Et cette fois-ci, c'est Jean-Pierre Chevènement qui l'appelle à ses côtés, pour diriger son cabinet : il ne pouvait pas ne pas occuper les plus hautes fonctions…
Les opinions étaient et restent unanimes : Jean-Paul Proust a réussi tout ce qu'il a entrepris, et il a n'a jamais cessé d'entreprendre. Avec cette voix de basse si singulière, il savait imposer son point de vue. Il savait même dire non aux puissants lorsqu'il l'estimait juste. Mais sa vertu cardinale était sans doute l'écoute des autres, tout autant que l'aptitude à se faire écouter. Le dialogue avec les autres, quelle qu'aient été leurs convictions, était pour lui une règle absolue.

Les élus, de toutes opinions, avaient d'ailleurs bien compris que son affabilité légendaire n'était pas factice, qu'elle reflétait un vrai respect des autres, une perpétuelle ardeur à comprendre, pour pouvoir expliquer, pour pouvoir agir, pour pouvoir résoudre.
Tous ceux qui ont croisé Jean-Paul Proust -je m'en souviens moi-même fort bien- savaient aussi que cet humour, que ce sang-froid, tous deux indéfectibles, n'étaient rendus possibles que par une compétence jamais prise en défaut.

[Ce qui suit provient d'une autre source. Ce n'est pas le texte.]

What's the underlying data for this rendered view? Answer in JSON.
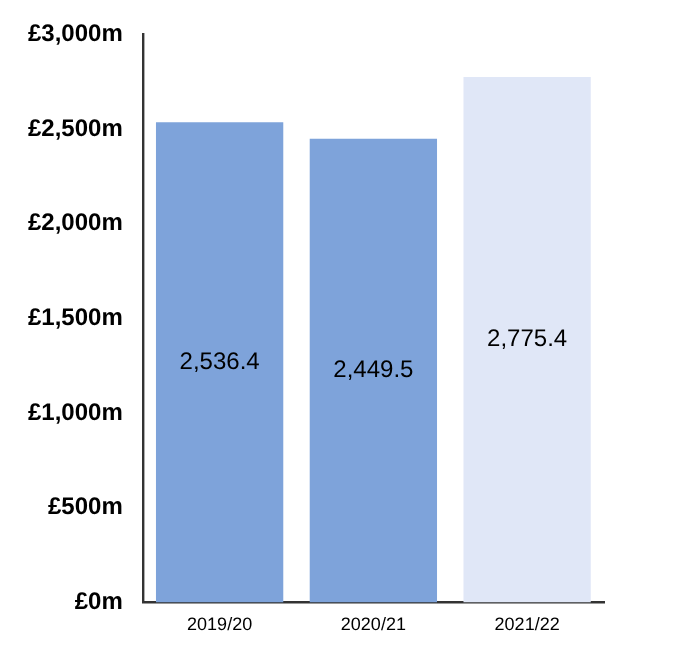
{
  "chart_data": {
    "type": "bar",
    "categories": [
      "2019/20",
      "2020/21",
      "2021/22"
    ],
    "values": [
      2536.4,
      2449.5,
      2775.4
    ],
    "colors": [
      "#7ea3da",
      "#7ea3da",
      "#e0e7f7"
    ],
    "value_labels": [
      "2,536.4",
      "2,449.5",
      "2,775.4"
    ],
    "ylim": [
      0,
      3000
    ],
    "yticks": [
      {
        "value": 0,
        "label": "£0m"
      },
      {
        "value": 500,
        "label": "£500m"
      },
      {
        "value": 1000,
        "label": "£1,000m"
      },
      {
        "value": 1500,
        "label": "£1,500m"
      },
      {
        "value": 2000,
        "label": "£2,000m"
      },
      {
        "value": 2500,
        "label": "£2,500m"
      },
      {
        "value": 3000,
        "label": "£3,000m"
      }
    ],
    "grid": false,
    "legend": false
  }
}
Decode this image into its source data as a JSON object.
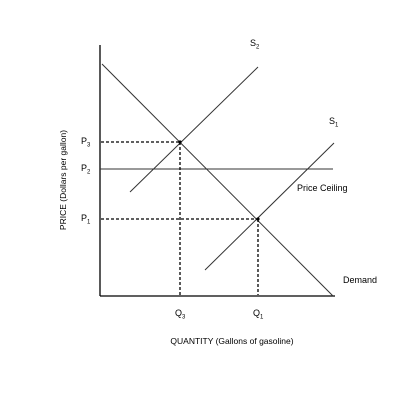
{
  "diagram": {
    "y_axis_label": "PRICE (Dollars per gallon)",
    "x_axis_label": "QUANTITY (Gallons of gasoline)",
    "price_labels": [
      {
        "main": "P",
        "sub": "3"
      },
      {
        "main": "P",
        "sub": "2"
      },
      {
        "main": "P",
        "sub": "1"
      }
    ],
    "quantity_labels": [
      {
        "main": "Q",
        "sub": "3"
      },
      {
        "main": "Q",
        "sub": "1"
      }
    ],
    "curves": {
      "s2": {
        "main": "S",
        "sub": "2"
      },
      "s1": {
        "main": "S",
        "sub": "1"
      },
      "price_ceiling": "Price Ceiling",
      "demand": "Demand"
    }
  }
}
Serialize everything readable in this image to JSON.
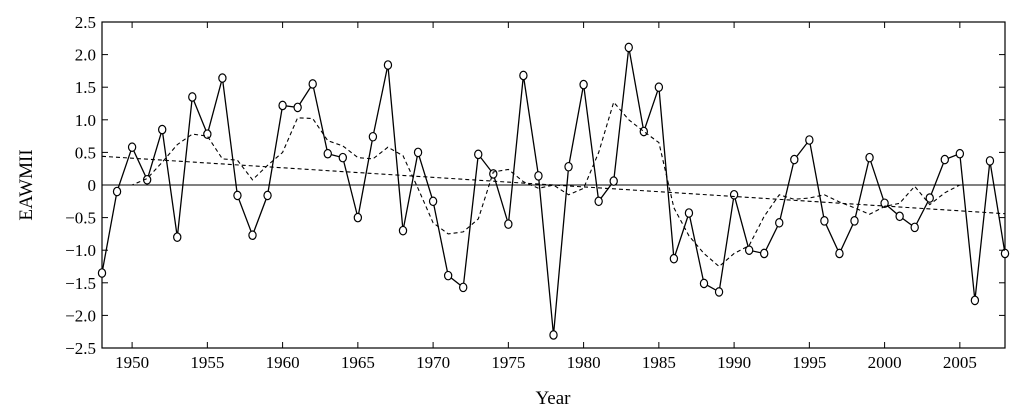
{
  "chart_data": {
    "type": "line",
    "title": "",
    "xlabel": "Year",
    "ylabel": "EAWMII",
    "xlim": [
      1948,
      2008
    ],
    "ylim": [
      -2.5,
      2.5
    ],
    "x_ticks": [
      1950,
      1955,
      1960,
      1965,
      1970,
      1975,
      1980,
      1985,
      1990,
      1995,
      2000,
      2005
    ],
    "x_tick_labels": [
      "1950",
      "1955",
      "1960",
      "1965",
      "1970",
      "1975",
      "1980",
      "1985",
      "1990",
      "1995",
      "2000",
      "2005"
    ],
    "y_ticks": [
      2.5,
      2.0,
      1.5,
      1.0,
      0.5,
      0,
      -0.5,
      -1.0,
      -1.5,
      -2.0,
      -2.5
    ],
    "y_tick_labels": [
      "2.5",
      "2.0",
      "1.5",
      "1.0",
      "0.5",
      "0",
      "−0.5",
      "−1.0",
      "−1.5",
      "−2.0",
      "−2.5"
    ],
    "zero_line": true,
    "grid": false,
    "legend": "none",
    "colors": {
      "line": "#000000",
      "background": "#ffffff"
    },
    "series": [
      {
        "style": "solid-with-open-circles",
        "x": [
          1948,
          1949,
          1950,
          1951,
          1952,
          1953,
          1954,
          1955,
          1956,
          1957,
          1958,
          1959,
          1960,
          1961,
          1962,
          1963,
          1964,
          1965,
          1966,
          1967,
          1968,
          1969,
          1970,
          1971,
          1972,
          1973,
          1974,
          1975,
          1976,
          1977,
          1978,
          1979,
          1980,
          1981,
          1982,
          1983,
          1984,
          1985,
          1986,
          1987,
          1988,
          1989,
          1990,
          1991,
          1992,
          1993,
          1994,
          1995,
          1996,
          1997,
          1998,
          1999,
          2000,
          2001,
          2002,
          2003,
          2004,
          2005,
          2006,
          2007,
          2008
        ],
        "values": [
          -1.35,
          -0.1,
          0.58,
          0.08,
          0.85,
          -0.8,
          1.35,
          0.78,
          1.64,
          -0.16,
          -0.77,
          -0.16,
          1.22,
          1.19,
          1.55,
          0.48,
          0.42,
          -0.5,
          0.74,
          1.84,
          -0.7,
          0.5,
          -0.25,
          -1.39,
          -1.57,
          0.47,
          0.17,
          -0.6,
          1.68,
          0.14,
          -2.3,
          0.28,
          1.54,
          -0.25,
          0.06,
          2.11,
          0.82,
          1.5,
          -1.13,
          -0.43,
          -1.51,
          -1.64,
          -0.15,
          -1.0,
          -1.05,
          -0.58,
          0.39,
          0.69,
          -0.55,
          -1.05,
          -0.55,
          0.42,
          -0.28,
          -0.48,
          -0.65,
          -0.2,
          0.39,
          0.48,
          -1.77,
          0.37,
          -1.05
        ]
      },
      {
        "style": "dashed-smoothed",
        "x": [
          1948,
          1949,
          1950,
          1951,
          1952,
          1953,
          1954,
          1955,
          1956,
          1957,
          1958,
          1959,
          1960,
          1961,
          1962,
          1963,
          1964,
          1965,
          1966,
          1967,
          1968,
          1969,
          1970,
          1971,
          1972,
          1973,
          1974,
          1975,
          1976,
          1977,
          1978,
          1979,
          1980,
          1981,
          1982,
          1983,
          1984,
          1985,
          1986,
          1987,
          1988,
          1989,
          1990,
          1991,
          1992,
          1993,
          1994,
          1995,
          1996,
          1997,
          1998,
          1999,
          2000,
          2001,
          2002,
          2003,
          2004,
          2005,
          2006,
          2007,
          2008
        ],
        "values": [
          0.0,
          0.0,
          0.0,
          0.1,
          0.35,
          0.62,
          0.78,
          0.75,
          0.4,
          0.38,
          0.08,
          0.3,
          0.5,
          1.03,
          1.02,
          0.68,
          0.6,
          0.42,
          0.4,
          0.58,
          0.45,
          -0.05,
          -0.58,
          -0.75,
          -0.72,
          -0.52,
          0.2,
          0.24,
          0.05,
          -0.05,
          0.0,
          -0.15,
          -0.05,
          0.5,
          1.27,
          1.0,
          0.82,
          0.65,
          -0.35,
          -0.78,
          -1.05,
          -1.25,
          -1.05,
          -0.93,
          -0.48,
          -0.15,
          -0.22,
          -0.2,
          -0.15,
          -0.26,
          -0.35,
          -0.45,
          -0.33,
          -0.28,
          -0.02,
          -0.3,
          -0.12,
          0.0,
          0.0,
          0.0,
          0.0
        ]
      },
      {
        "style": "dashed-linear-trend",
        "x": [
          1948,
          2008
        ],
        "values": [
          0.44,
          -0.44
        ]
      }
    ]
  }
}
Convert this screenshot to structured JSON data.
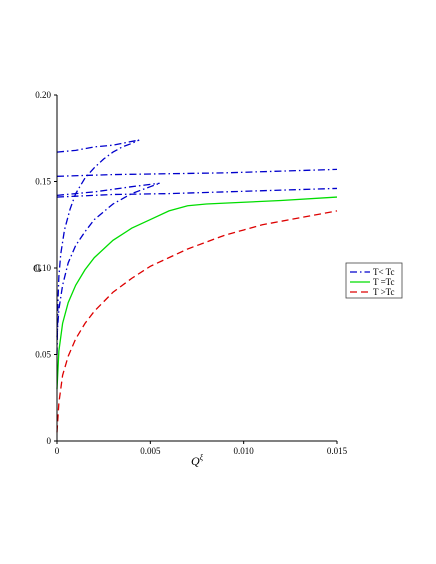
{
  "chart_data": {
    "type": "line",
    "xlabel": "Q",
    "xlabel_superscript": "ξ",
    "ylabel": "G",
    "xlim": [
      0,
      0.015
    ],
    "ylim": [
      0,
      0.2
    ],
    "x_ticks": [
      "0",
      "0.005",
      "0.010",
      "0.015"
    ],
    "y_ticks": [
      "0",
      "0.05",
      "0.10",
      "0.15",
      "0.20"
    ],
    "grid": false,
    "legend_position": "right",
    "legend": [
      {
        "label": "T< Tc",
        "color": "#0000cc",
        "dash": "dashdot"
      },
      {
        "label": "T =Tc",
        "color": "#00dd00",
        "dash": "solid"
      },
      {
        "label": "T >Tc",
        "color": "#dd0000",
        "dash": "dashed"
      }
    ],
    "series": [
      {
        "color": "#0000cc",
        "dash": "dashdot",
        "points": [
          [
            0,
            0.05
          ],
          [
            5e-05,
            0.08
          ],
          [
            0.0001,
            0.095
          ],
          [
            0.0002,
            0.108
          ],
          [
            0.0004,
            0.122
          ],
          [
            0.0007,
            0.134
          ],
          [
            0.001,
            0.143
          ],
          [
            0.0015,
            0.152
          ],
          [
            0.002,
            0.158
          ],
          [
            0.0025,
            0.163
          ],
          [
            0.003,
            0.167
          ],
          [
            0.0035,
            0.17
          ],
          [
            0.004,
            0.172
          ],
          [
            0.0044,
            0.174
          ]
        ]
      },
      {
        "color": "#0000cc",
        "dash": "dashdot",
        "points": [
          [
            0,
            0.167
          ],
          [
            0.001,
            0.168
          ],
          [
            0.002,
            0.17
          ],
          [
            0.003,
            0.171
          ],
          [
            0.0044,
            0.174
          ]
        ]
      },
      {
        "color": "#0000cc",
        "dash": "dashdot",
        "points": [
          [
            0,
            0.153
          ],
          [
            0.003,
            0.154
          ],
          [
            0.006,
            0.1545
          ],
          [
            0.009,
            0.155
          ],
          [
            0.012,
            0.156
          ],
          [
            0.015,
            0.157
          ]
        ]
      },
      {
        "color": "#0000cc",
        "dash": "dashdot",
        "points": [
          [
            0,
            0.06
          ],
          [
            0.0001,
            0.076
          ],
          [
            0.0003,
            0.09
          ],
          [
            0.0006,
            0.103
          ],
          [
            0.001,
            0.113
          ],
          [
            0.0015,
            0.121
          ],
          [
            0.002,
            0.128
          ],
          [
            0.003,
            0.137
          ],
          [
            0.004,
            0.143
          ],
          [
            0.005,
            0.147
          ],
          [
            0.0055,
            0.149
          ]
        ]
      },
      {
        "color": "#0000cc",
        "dash": "dashdot",
        "points": [
          [
            0,
            0.142
          ],
          [
            0.002,
            0.144
          ],
          [
            0.004,
            0.147
          ],
          [
            0.0055,
            0.149
          ]
        ]
      },
      {
        "color": "#0000cc",
        "dash": "dashdot",
        "points": [
          [
            0,
            0.141
          ],
          [
            0.003,
            0.1425
          ],
          [
            0.006,
            0.143
          ],
          [
            0.009,
            0.144
          ],
          [
            0.012,
            0.145
          ],
          [
            0.015,
            0.146
          ]
        ]
      },
      {
        "color": "#00dd00",
        "dash": "solid",
        "points": [
          [
            0,
            0.03
          ],
          [
            0.0001,
            0.052
          ],
          [
            0.0003,
            0.068
          ],
          [
            0.0006,
            0.08
          ],
          [
            0.001,
            0.09
          ],
          [
            0.0015,
            0.099
          ],
          [
            0.002,
            0.106
          ],
          [
            0.003,
            0.116
          ],
          [
            0.004,
            0.123
          ],
          [
            0.005,
            0.128
          ],
          [
            0.006,
            0.133
          ],
          [
            0.007,
            0.136
          ],
          [
            0.008,
            0.137
          ],
          [
            0.01,
            0.138
          ],
          [
            0.012,
            0.139
          ],
          [
            0.015,
            0.141
          ]
        ]
      },
      {
        "color": "#dd0000",
        "dash": "dashed",
        "points": [
          [
            0,
            0.005
          ],
          [
            0.0001,
            0.022
          ],
          [
            0.0003,
            0.038
          ],
          [
            0.0006,
            0.049
          ],
          [
            0.001,
            0.059
          ],
          [
            0.0015,
            0.068
          ],
          [
            0.002,
            0.075
          ],
          [
            0.003,
            0.086
          ],
          [
            0.004,
            0.094
          ],
          [
            0.005,
            0.101
          ],
          [
            0.006,
            0.106
          ],
          [
            0.007,
            0.111
          ],
          [
            0.008,
            0.115
          ],
          [
            0.009,
            0.119
          ],
          [
            0.01,
            0.122
          ],
          [
            0.011,
            0.125
          ],
          [
            0.012,
            0.127
          ],
          [
            0.013,
            0.129
          ],
          [
            0.014,
            0.131
          ],
          [
            0.015,
            0.133
          ]
        ]
      }
    ]
  }
}
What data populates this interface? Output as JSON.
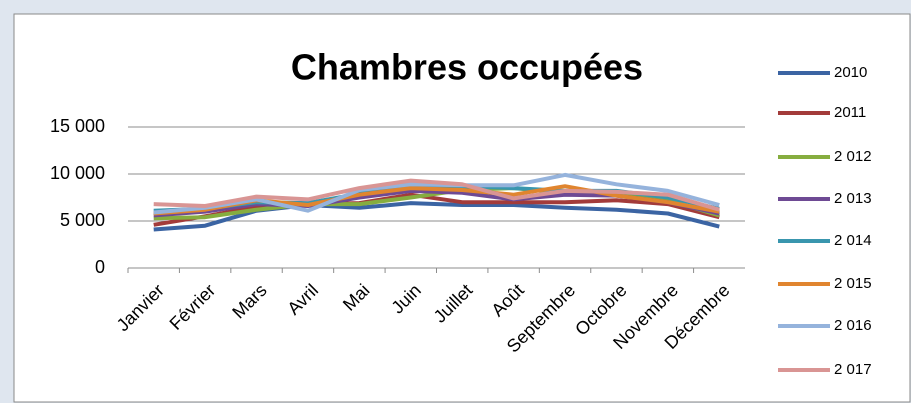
{
  "chart_data": {
    "type": "line",
    "title": "Chambres occupées",
    "categories": [
      "Janvier",
      "Février",
      "Mars",
      "Avril",
      "Mai",
      "Juin",
      "Juillet",
      "Août",
      "Septembre",
      "Octobre",
      "Novembre",
      "Décembre"
    ],
    "series": [
      {
        "name": "2010",
        "color": "#3b64a3",
        "values": [
          4100,
          4500,
          6100,
          6700,
          6400,
          6900,
          6700,
          6700,
          6400,
          6200,
          5800,
          4400
        ]
      },
      {
        "name": "2011",
        "color": "#a33b3a",
        "values": [
          4600,
          5500,
          6500,
          6800,
          6900,
          7800,
          7000,
          7000,
          7000,
          7200,
          6800,
          5400
        ]
      },
      {
        "name": "2 012",
        "color": "#86ad3f",
        "values": [
          5300,
          5400,
          6200,
          6800,
          6800,
          7500,
          8300,
          8500,
          8000,
          8000,
          7200,
          5600
        ]
      },
      {
        "name": "2 013",
        "color": "#6e4a94",
        "values": [
          5600,
          6000,
          6800,
          6600,
          7500,
          8200,
          8000,
          7300,
          7800,
          7700,
          7000,
          5800
        ]
      },
      {
        "name": "2 014",
        "color": "#3996ae",
        "values": [
          6100,
          6300,
          7000,
          6900,
          7900,
          8600,
          8700,
          8500,
          8200,
          8200,
          7500,
          6300
        ]
      },
      {
        "name": "2 015",
        "color": "#e0852f",
        "values": [
          5800,
          6200,
          7200,
          6700,
          7800,
          8500,
          8300,
          7800,
          8700,
          7700,
          7000,
          6000
        ]
      },
      {
        "name": "2 016",
        "color": "#95b3dc",
        "values": [
          5900,
          6400,
          7300,
          6100,
          8300,
          8900,
          8800,
          8800,
          9900,
          8900,
          8200,
          6700
        ]
      },
      {
        "name": "2 017",
        "color": "#d99594",
        "values": [
          6800,
          6600,
          7600,
          7300,
          8500,
          9300,
          8900,
          7400,
          8200,
          8100,
          7800,
          6200
        ]
      }
    ],
    "ylim": [
      0,
      15000
    ],
    "yticks": [
      0,
      {
        "value": 5000,
        "label": "5 000"
      },
      {
        "value": 10000,
        "label": "10 000"
      },
      {
        "value": 15000,
        "label": "15 000"
      }
    ],
    "grid": true,
    "legend": "right"
  }
}
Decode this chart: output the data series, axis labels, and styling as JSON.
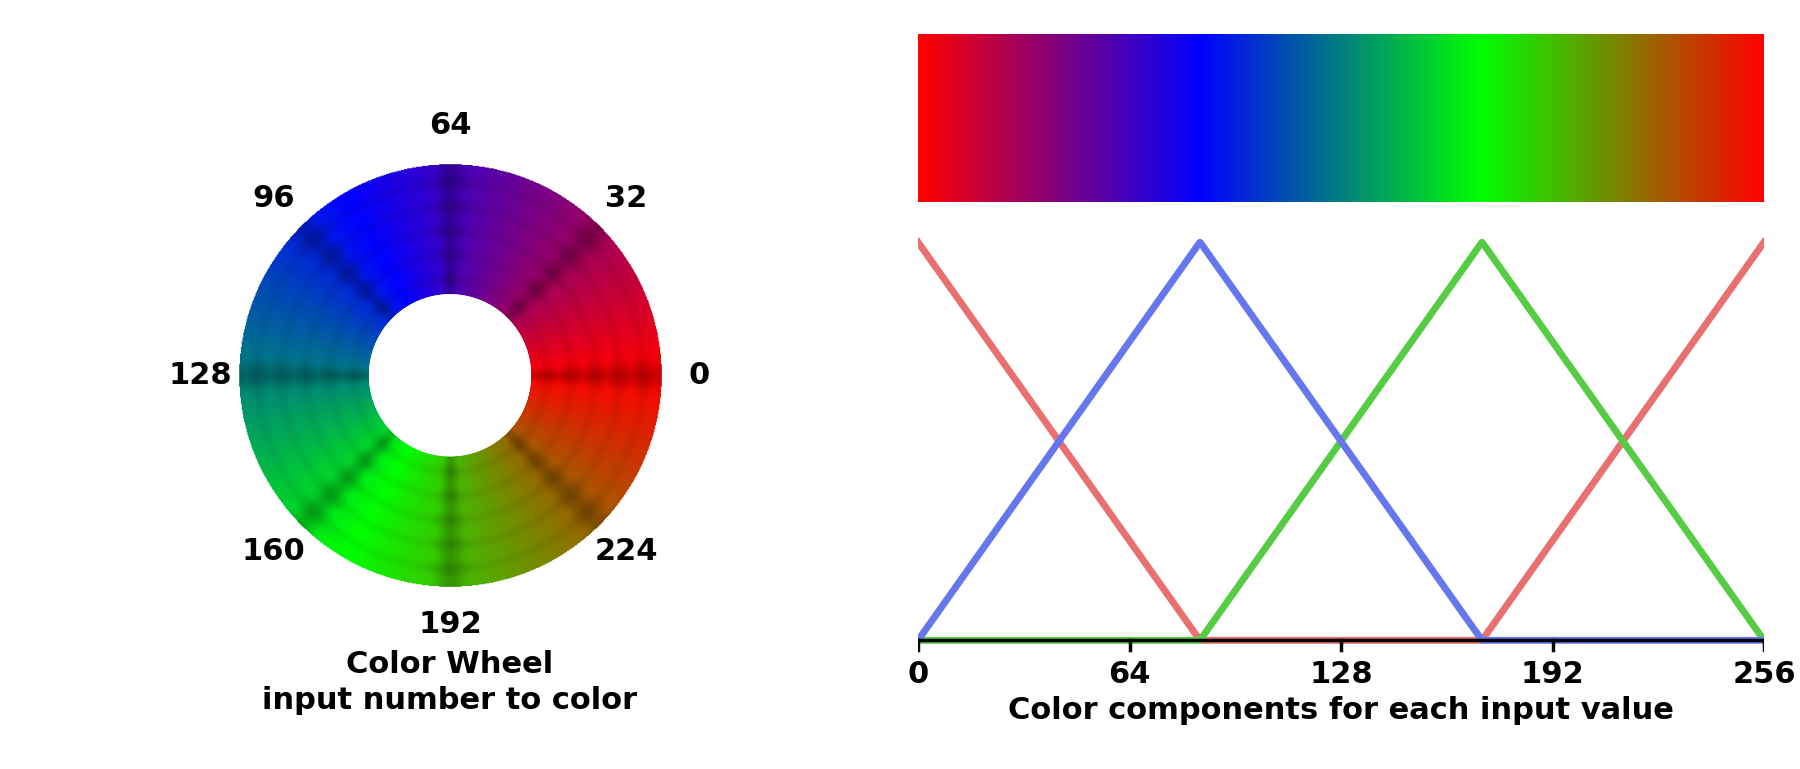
{
  "wheel_title_line1": "Color Wheel",
  "wheel_title_line2": "input number to color",
  "right_title": "Color components for each input value",
  "x_ticks": [
    0,
    64,
    128,
    192,
    256
  ],
  "line_color_red": "#E87070",
  "line_color_green": "#55CC44",
  "line_color_blue": "#6677EE",
  "line_width": 5.0,
  "font_family": "Comic Sans MS",
  "label_fontsize": 22,
  "title_fontsize": 22,
  "tick_fontsize": 22,
  "label_angles": {
    "0": 0,
    "32": 45,
    "64": 90,
    "96": 135,
    "128": 180,
    "160": 225,
    "192": 270,
    "224": 315
  },
  "wheel_inner_r": 0.38,
  "wheel_outer_r": 1.0,
  "wheel_label_r": 1.18
}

Préfet de police, il l'a prouvé amplement, en servant sous l'autorité de trois ministres, issus de familles politiques différentes, et à leur entière satisfaction. Il avait fait de la présence des effectifs sur le terrain un  véritable combat, mené sans relâche.
Il croyait en ses hommes et il croyait aux résultats. A la demande de Nicolas Sarkozy, alors ministre de l'Intérieur, il a d'ailleurs mis en place en 2002 les premiers indicateurs de résultats dans les commissariats.

Il appelait cela en souriant le « comstat » à la française, par référence à ce qu'il avait vu fonctionner lors d'une mission à New York et qui l'avait fasciné…
C'était donc un véritable modernisateur. Mais c'était aussi un décideur, qui prenait ses responsabilités. Il l'a prouvé en maintes circonstances difficiles, à l'image de la gestion extrêmement délicate de la manifestation parisienne de l'entre deux tours des élections présidentielles de 2002.
Ministre d'Etat de Monaco, choisi par le prince Rainier, confirmé par le prince Albert, il a laissé cette même forte impression d'un homme totalement engagé et  loyal, sachant appréhender toutes  les situations, encore une fois très différentes, grâce à ce talent si particulier de négociation.
Si je devais ajouter un mot un peu plus personnel, à l'égard de sa famille, de son épouse, Marie-Cécile, de ses enfants, Johana et David, je leur dirais avec beaucoup de sincérité, au nom de nous tous, notre tristesse.

Je leur dirais aussi la profonde admiration que nous garderons pour Jean-Paul Proust, qui était autant attaché aux choses de la vie qu'aux affaires de l'Etat. Il préférait sans doute sa maison de Belle Ile aux lambris parisiens, ce qui était une preuve – une preuve de plus- de  sa profonde authenticité.

Son parcours restera un véritable exemple pour tous ceux qui aiment et servent la République.